For $ a < {1\over 4}$ we can take $ f: (0,1]\to[{1\over 2},\min\{{3\over 4} - a,1\}]$ arbitrary.
Then
$ a + f(x + y - xy) + f(x)f(y) - ( f(x) + f(y)) \\
\hspace*{0.5in} = a + f(x + y - xy) + (1 - f(x))(1 - f(y)) - 1\leq a + ({3\over 4} - a) + {1\over 2}\cdot{1\over 2} - 1 = 0$
for all $ x,y\in (0,1]$.
For $ a = {1\over 4}$ we get $ (f(1) - {1\over 2})^{2}\leq 0$ and $ f(1) = {1\over 2}$.

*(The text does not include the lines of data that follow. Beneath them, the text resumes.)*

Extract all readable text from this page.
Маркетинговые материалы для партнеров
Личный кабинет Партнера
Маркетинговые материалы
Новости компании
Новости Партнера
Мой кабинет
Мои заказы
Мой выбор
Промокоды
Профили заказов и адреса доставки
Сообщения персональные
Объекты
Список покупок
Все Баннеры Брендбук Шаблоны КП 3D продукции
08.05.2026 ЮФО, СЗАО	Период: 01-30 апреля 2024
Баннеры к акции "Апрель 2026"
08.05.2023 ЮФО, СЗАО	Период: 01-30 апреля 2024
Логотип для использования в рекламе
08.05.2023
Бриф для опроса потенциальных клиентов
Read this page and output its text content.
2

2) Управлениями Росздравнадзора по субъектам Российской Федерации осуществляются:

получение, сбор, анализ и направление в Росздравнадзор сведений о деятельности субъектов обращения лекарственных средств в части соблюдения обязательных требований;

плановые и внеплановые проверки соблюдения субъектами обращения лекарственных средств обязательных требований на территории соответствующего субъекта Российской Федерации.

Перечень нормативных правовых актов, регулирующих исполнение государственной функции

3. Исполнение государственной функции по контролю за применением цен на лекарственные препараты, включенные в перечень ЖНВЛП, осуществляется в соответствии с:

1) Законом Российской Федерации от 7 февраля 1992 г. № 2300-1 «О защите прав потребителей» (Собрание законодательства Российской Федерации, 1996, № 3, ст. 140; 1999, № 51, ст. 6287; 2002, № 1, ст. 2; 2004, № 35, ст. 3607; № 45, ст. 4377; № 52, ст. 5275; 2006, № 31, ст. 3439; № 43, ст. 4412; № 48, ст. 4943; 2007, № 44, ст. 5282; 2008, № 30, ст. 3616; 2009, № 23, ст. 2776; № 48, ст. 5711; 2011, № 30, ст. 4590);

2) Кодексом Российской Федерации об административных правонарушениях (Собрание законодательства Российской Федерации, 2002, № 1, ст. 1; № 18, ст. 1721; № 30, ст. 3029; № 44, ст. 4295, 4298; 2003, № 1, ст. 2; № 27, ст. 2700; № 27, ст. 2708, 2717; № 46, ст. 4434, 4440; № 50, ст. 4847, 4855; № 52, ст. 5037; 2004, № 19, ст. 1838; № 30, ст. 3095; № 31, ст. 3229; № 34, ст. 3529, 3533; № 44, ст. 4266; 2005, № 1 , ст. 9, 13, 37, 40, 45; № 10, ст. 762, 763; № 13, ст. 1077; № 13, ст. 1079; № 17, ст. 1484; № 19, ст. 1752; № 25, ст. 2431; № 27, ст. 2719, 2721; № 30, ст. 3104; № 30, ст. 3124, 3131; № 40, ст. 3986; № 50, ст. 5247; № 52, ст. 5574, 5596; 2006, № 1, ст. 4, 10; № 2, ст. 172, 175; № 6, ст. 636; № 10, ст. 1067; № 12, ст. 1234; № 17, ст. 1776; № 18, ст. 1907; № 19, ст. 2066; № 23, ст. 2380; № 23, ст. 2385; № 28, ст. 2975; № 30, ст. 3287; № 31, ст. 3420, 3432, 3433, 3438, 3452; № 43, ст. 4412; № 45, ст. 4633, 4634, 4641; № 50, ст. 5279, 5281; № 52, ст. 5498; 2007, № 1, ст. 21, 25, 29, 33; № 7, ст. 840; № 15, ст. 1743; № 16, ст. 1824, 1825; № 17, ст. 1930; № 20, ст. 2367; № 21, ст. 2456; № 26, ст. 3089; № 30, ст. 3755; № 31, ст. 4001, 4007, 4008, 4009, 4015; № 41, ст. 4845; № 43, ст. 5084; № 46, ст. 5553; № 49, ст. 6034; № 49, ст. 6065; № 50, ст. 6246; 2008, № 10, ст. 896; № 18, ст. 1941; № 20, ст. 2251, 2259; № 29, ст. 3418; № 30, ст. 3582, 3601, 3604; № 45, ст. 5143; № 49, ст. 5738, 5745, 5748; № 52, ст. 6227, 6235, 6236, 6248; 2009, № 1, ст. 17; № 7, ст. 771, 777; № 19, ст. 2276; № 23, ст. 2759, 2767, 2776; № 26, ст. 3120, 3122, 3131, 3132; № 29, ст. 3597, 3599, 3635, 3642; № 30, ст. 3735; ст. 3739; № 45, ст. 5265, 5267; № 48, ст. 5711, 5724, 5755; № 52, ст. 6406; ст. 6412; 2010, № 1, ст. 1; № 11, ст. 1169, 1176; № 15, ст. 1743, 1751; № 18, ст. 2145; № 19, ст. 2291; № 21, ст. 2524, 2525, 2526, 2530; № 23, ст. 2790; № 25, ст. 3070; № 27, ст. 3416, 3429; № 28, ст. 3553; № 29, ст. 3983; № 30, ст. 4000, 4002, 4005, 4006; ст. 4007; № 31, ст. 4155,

Then $ y = 1$ gives $ f(x)\geq{1\over 2}$ for all $ x\in(0,1]$.
$ x = y$ gives $ f(2x - x^{2})\leq 2f(x) - f(x)^{2} - {1\over 4} = {3\over 4} - (1 - f(x))^{2}\leq{3\over 4}$ for all $ x\in(0,1]$.
But $ 2x - x^{2} = 1 - (1 - x)^{2}$ runs through all of $ (0,1]$ for $ x\in(0,1]$.
So $ t = \sup\{f(x): x\in(0,1]\}\in [{1\over 2},{3\over 4}]$ exists.
But then $ t = \sup_{x\in(0,1]}f(2x - x^{2}) \leq \sup_{x\in(0,1]}({3\over 4} - (1 - f(x))^{2}) = {3\over 4} - (1 - t)^{2}$
and $ t = {1\over 2}$.
So $ f\equiv{1\over 2}$ constant. Contradiction!